Why is Amazon “eating the door” in Germany?

The answer to the question “why the Amazon struggling to gain ground in Germany’ is not in the e-commerce shelves, but in the different business mentality that separates the USA from Germany.

In the US, companies such as Amazon, Alphabet, Apple, Meta, Microsoft, Nvidia and Tesla – the so-called “Big Seven” – have turned the business landscape upside down in a few decades. Even the “oldest” among them, Microsoft, was founded only in 1975 and is proof that the American market gives birth to and supports new forces.

The picture in Germany is almost reversalaccording to Handelsblatt. In the main stock market index DAX, SAP – founded in 1972 – is considered one of the youngest companies. Most others come from the previous century, with roots reaching back to the era of the industrial revolution.
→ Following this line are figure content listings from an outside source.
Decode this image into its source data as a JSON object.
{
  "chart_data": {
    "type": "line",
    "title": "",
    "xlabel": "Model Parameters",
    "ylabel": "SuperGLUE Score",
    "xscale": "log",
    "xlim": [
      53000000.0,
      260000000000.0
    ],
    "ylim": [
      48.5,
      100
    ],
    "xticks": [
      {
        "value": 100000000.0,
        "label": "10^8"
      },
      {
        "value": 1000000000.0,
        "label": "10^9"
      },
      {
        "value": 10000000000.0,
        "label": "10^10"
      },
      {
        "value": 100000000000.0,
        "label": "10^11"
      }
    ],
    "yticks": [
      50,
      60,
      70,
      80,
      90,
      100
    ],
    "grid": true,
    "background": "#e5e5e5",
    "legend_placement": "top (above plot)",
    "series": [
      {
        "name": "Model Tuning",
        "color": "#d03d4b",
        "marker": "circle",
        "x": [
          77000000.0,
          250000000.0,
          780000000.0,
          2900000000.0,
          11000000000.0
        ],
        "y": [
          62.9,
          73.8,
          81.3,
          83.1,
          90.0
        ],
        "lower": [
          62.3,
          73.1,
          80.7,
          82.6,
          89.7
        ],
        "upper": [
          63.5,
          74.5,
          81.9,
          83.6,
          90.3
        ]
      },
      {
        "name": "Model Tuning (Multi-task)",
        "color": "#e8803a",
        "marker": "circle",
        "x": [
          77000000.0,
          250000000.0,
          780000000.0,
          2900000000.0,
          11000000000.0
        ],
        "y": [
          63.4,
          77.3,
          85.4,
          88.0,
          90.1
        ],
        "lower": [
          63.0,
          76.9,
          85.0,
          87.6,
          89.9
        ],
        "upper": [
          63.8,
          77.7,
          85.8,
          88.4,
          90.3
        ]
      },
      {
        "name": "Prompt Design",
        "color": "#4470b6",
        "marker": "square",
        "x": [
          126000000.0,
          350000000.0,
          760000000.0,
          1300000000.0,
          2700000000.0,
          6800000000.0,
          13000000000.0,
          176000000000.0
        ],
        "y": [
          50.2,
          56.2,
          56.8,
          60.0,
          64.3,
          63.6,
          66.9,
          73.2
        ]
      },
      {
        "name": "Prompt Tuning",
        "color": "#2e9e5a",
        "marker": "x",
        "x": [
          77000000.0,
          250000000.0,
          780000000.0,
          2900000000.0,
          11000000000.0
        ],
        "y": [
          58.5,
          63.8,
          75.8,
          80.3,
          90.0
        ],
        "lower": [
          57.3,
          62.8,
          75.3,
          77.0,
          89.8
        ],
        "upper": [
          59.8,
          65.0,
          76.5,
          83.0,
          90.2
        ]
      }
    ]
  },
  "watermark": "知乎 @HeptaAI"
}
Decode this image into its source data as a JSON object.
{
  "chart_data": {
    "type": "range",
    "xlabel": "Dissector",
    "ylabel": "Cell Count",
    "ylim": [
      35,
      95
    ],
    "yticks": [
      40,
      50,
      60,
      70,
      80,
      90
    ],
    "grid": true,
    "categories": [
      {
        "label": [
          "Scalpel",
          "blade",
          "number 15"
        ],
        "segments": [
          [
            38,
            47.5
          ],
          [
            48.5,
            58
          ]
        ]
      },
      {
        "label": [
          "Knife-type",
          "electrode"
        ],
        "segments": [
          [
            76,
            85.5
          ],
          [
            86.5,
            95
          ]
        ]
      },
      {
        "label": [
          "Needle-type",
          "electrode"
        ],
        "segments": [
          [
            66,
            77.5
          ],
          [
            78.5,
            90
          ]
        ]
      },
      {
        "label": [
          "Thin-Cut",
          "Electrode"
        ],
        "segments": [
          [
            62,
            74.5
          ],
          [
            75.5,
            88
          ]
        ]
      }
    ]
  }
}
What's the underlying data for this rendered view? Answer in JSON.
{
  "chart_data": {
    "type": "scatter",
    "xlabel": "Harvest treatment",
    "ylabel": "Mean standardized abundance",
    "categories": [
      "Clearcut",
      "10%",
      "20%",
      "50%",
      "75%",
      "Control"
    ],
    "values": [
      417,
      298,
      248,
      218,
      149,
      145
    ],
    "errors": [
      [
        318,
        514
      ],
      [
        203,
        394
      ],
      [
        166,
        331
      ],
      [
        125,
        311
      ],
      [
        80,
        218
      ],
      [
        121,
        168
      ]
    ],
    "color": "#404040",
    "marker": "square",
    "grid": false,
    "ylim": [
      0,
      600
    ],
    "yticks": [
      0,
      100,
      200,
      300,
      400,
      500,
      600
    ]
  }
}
Among them, Siemens and Bayer, but also Merck, which was founded as early as 1668.

While in the US new companies often manage to grow rapidly, in Germany companies with a long tradition and stability dominate. This difference is largely related to the mindset of investors: risk appetite and perception of security. The example of Zalando clearly demonstrates this.

Amazon, the American e-commerce giant, grew mainly because it invested constantly. The group has been reinvesting most of its cash flow into long-term assets, aiming to consolidate its dominance in e-commerce while developing new, more profitable lines of business. For Amazon, research and investment have always taken priority over profits.

In 2022, the company recorded a net loss of $2.7 billion. Two years later, its net profits jumped to 59.2 billion euros. This aggressive growth strategy comes with wild swings in results, but shareholders don’t punish it; instead, they reward it. When Amazon recently announced strong growth indicators and new waves of investment, its stock jumped 10%.

Over a 20-year period, its stock has risen over 10,000%. Its investors aren’t bothered by the fact that Amazon has never paid dividends or repurchased shares.

However, the AI ​​sector has been under pressure lately as concerns about its valuation grow. The Nasdaq’s year-to-date losses are as much as 1%, with companies such as Micron Technology, Oracle and Palantir down as much as 5%. The Technology Select Sector SPDR fund ( XLK ), which tracks the technology sector of the S&P 500, is also down about 1%. As analysts point out, the S&P 500 is now trading at more than 20 times earnings, suggesting that if there is a slowdown in capital spending, it could mean “things have moved a little faster than they should have.”

On the contrary, in Germany, the investment public is betting on continuity and stability. It is almost unthinkable for a large company not to pay dividends or accept losses in the name of investing for the future. German investors prefer companies that succeed through efficiency and savings, not through risky growth.